Mensaje le cambia la vida

La vida da giros inesperados.

Por Edith Campos/La Taxista

Como cada semana amigos, Puro Futbol trae para ti, la sección “Confesiones al taxista”, y tengo la seguridad que esta historia les encantará.
Eran apenas las 6:30 de la mañana cuando mi teléfono sonó. En la pantalla apareció un nombre que me sorprendió: Danny. Una de mis clientas favoritas, pero su voz sonaba distinta, entrecortada, casi desesperada.

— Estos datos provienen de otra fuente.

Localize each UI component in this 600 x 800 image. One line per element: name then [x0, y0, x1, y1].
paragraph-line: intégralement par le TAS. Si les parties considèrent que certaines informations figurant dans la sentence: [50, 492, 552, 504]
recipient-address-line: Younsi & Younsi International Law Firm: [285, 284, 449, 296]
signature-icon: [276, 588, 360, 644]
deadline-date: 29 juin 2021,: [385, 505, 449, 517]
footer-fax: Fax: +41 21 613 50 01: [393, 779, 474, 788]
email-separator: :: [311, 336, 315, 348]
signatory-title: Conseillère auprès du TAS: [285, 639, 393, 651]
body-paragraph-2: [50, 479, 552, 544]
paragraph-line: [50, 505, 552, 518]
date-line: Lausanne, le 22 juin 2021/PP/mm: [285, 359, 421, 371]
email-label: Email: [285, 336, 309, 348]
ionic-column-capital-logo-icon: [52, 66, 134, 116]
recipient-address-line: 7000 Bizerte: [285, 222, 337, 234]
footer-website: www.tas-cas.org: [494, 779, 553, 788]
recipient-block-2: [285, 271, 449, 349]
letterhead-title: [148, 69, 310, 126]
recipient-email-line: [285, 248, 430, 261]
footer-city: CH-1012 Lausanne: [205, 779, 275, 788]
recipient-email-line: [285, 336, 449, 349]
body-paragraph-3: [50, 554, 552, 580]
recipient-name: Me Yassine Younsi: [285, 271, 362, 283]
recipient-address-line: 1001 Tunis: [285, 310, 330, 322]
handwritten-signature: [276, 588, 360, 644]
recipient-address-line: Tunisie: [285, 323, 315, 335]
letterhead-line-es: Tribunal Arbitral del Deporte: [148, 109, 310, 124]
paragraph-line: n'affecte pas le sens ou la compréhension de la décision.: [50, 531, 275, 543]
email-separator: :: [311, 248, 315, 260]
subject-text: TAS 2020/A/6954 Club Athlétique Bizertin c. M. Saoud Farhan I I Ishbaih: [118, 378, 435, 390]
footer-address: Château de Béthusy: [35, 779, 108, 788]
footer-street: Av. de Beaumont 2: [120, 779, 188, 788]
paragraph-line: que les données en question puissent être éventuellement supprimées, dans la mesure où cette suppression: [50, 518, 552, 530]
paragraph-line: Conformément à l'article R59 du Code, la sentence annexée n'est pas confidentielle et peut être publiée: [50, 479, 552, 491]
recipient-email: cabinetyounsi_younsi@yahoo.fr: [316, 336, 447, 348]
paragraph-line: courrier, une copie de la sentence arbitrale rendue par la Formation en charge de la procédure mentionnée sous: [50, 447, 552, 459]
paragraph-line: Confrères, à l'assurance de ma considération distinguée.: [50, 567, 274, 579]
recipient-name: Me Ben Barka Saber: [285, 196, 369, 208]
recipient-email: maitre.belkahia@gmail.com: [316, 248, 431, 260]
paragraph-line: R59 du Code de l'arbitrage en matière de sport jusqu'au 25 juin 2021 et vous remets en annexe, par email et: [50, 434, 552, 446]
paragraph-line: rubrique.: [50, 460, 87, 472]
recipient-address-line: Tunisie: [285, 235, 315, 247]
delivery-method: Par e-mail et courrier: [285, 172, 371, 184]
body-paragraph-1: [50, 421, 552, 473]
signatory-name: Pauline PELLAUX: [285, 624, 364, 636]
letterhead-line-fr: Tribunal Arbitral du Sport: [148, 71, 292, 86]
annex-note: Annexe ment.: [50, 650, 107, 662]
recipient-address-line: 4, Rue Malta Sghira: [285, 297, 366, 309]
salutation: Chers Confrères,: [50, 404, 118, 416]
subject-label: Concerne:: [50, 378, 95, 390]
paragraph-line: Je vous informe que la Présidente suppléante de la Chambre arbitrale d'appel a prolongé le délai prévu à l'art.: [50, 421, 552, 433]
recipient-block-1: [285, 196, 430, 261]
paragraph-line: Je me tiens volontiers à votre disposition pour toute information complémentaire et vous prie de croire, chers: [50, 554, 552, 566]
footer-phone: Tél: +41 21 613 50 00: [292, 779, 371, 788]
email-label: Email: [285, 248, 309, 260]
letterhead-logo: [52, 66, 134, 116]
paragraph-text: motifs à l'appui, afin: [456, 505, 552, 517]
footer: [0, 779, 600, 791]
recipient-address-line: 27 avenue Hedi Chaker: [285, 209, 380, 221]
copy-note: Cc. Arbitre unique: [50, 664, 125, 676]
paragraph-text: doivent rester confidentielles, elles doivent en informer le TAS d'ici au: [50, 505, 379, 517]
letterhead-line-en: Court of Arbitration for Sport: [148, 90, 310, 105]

  • “¿Puedes venir por mí? Por favor, rápido”, pidió.
    Desde ese momento supe que algo no estaba bien. Yo estaba estacionada en el cruce de Grand Avenue y Green Bay Road, en Waukegan. El amanecer se asomaba tímido entre un paisaje helado, las calles cubiertas de nieve blanca por la nevada de la noche anterior, el café caliente en mi mano y un pan dulce que apenas alcanzaba a saborear. De pronto, todo ese pequeño instante de calma desapareció.
    Arranqué con cuidado, porque el asfalto estaba resbaloso, como una trampa de cristal, me dispuse a ir por mi clienta. Mientras luchaba por mantener el control del volante, mi intuición me repetía una y otra vez: algo anda muy mal aquí.
    Al llegar a su casa, ya me estaba esperando afuera. Sin chamarra, sin preocuparse por el frío, con una mochila repleta de cosas y el rostro cansado, como si no hubiera dormido en días. Subió al auto rápido, con la urgencia de alguien que huye.
  • “Vámonos Edith”, me dijo, casi sin mirarme.
    Nos dirigimos hacia un hotel cerca del Walmart de Waukegan. Apenas habíamos avanzado unas cuadras cuando rompió en llanto.
  • Danny, ¿qué pasa?, le pregunté suavemente. ¿Puedo ayudarte en algo?
    Entre sollozos me contó que la noche anterior, durante la cena, había descubierto que su esposo tenía un perfil en Tinder. El celular vibró sobre la mesa con una notificación: “Tienes un nuevo mensaje”. Una mujer desconocida.
    Me narró la escena con la voz rota:
  • Le pregunté directo: “¿Tienes un perfil en Tinder?”, hubo silencio, un silencio que heló la habitación. Se lo repetí. Y él contestó: “Sí”.
  • ¿Por qué?, le pregunté.
    -“Por curiosidad”, me dijo, con una frialdad que dolía.
    Danny me confesó que, en ese instante, supo que no podía seguir con él. Ese hombre que le llevaba flores, que cocinaba para ella, que se mostraba atento y cariñoso, era el mismo que ahora invalidaba sus sentimientos con una simple frase: “No hagas un lío, no es importante”.
    Lo más desgarrador es que hacía apenas un par de meses Danny había perdido un bebé de siete semanas. Mientras ella lloraba su duelo, su pareja buscaba “distracciones” en una app de citas.
    No pude evitar conmoverme. Le aseguré que podía contar conmigo, no sólo como su taxista, sino como una amiga. Afuera del hotel le recordé que la vida, y Dios, a veces nos empujan por caminos que duelen, pero que también abren la posibilidad de renacer. Tal vez, sin su bebé y sin ese esposo, la vida le estaba diciendo que era momento de emprender el vuelo.
    Han pasado siete meses desde aquella madrugada. Y justo ayer volvió a llamarme para un servicio. Cuando la vi subir al auto, no pude evitar sonreír, estaba radiante, con su humor bromista de siempre, con esa chispa que tanto la caracteriza.
    Ahora Danny vive sola, ha comprado un auto pequeño que le da independencia y le está yendo muy bien en su trabajo poniendo uñas. Su ex intenta convencerla de volver, pero ella ya lo tiene claro: la felicidad no depende de los demás, sino de uno mismo. Y para ser feliz, hay que tener el valor de elegirse primero… y volar sola.